SAN FRANCISCO, March 10 (Xinhua) -- Engineers with the University of California, Berkeley, will be part of a six-university consortium based in the Golden State to develop strategies for treating craniofacial defects, which affect millions of Americans.
The consortium, known as the Center for Dental, Oral and Craniofacial Tissue and Organ Regeneration (C-DOCTOR), is a part of a broader effort to develop resources and strategies for regenerating dental, oral and craniofacial tissues that have been damaged by disease or injury.
As a 24 million U.S. dollars project, C-DOCTOR's goal is to shepherd new therapies through preliminary studies and into human clinical trials, including 12 million dollars announced this week from the National Institute of Dental and Craniofacial Research (NIDCR) of the National Institutes of Health (NIH).
"The College of Engineering has had a long history in the area of tissue engineering and regenerative medicine," said Kevin Healy, professor in the College of Engineering, who leads Berkeley's research efforts in C-DOCTOR. "Faculty in the departments of bioengineering and materials science are at the forefront of cutting-edge research that will have a transformative impact on craniofacial tissue engineering."

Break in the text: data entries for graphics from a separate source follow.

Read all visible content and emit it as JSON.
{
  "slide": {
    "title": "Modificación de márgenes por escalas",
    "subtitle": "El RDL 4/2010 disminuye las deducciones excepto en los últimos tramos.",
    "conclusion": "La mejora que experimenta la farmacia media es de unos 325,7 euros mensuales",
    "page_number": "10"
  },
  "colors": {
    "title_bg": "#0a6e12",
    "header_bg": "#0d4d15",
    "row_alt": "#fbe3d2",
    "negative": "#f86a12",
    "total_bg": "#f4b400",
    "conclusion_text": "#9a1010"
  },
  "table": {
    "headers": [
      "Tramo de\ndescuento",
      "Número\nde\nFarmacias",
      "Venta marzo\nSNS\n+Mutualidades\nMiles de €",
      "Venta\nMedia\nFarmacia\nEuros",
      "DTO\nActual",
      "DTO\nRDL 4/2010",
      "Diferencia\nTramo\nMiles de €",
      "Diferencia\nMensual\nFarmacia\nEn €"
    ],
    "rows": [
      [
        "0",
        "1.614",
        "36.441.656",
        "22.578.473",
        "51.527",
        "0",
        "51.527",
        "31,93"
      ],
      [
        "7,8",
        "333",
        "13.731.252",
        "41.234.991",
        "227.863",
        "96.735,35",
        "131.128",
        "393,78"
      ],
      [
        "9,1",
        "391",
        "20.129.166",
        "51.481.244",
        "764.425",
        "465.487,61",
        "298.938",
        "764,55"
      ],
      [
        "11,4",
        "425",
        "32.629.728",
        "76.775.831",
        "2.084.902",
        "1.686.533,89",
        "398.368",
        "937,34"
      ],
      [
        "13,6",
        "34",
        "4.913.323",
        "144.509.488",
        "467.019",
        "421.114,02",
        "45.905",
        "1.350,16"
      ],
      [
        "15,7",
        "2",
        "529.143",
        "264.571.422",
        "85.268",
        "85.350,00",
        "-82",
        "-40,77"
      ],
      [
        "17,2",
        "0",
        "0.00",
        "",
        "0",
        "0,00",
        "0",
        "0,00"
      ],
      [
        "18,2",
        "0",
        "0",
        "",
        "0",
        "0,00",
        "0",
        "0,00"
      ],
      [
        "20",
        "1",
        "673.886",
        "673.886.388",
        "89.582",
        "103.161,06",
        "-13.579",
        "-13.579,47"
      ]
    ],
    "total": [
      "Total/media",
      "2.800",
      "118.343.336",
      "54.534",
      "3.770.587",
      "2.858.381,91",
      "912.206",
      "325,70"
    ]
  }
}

"The C-DOCTOR funding provides the facilities and resources to support their activity, providing what is necessary to explore interdisciplinary collaborations to achieve the translational goals of the center," Healy was quoted as saying in a news release.
Craniofacial defects have devastating effects on patients, both because vital sensory organs and brain are housed in the cranium and because the face is so important to a person's identity. Such defects also can lead to compromised general health. Besides UC Berkeley, other C-DOCTOR partners include UC San Francisco, University of Southern California, UC Davis, UCLA and Stanford University.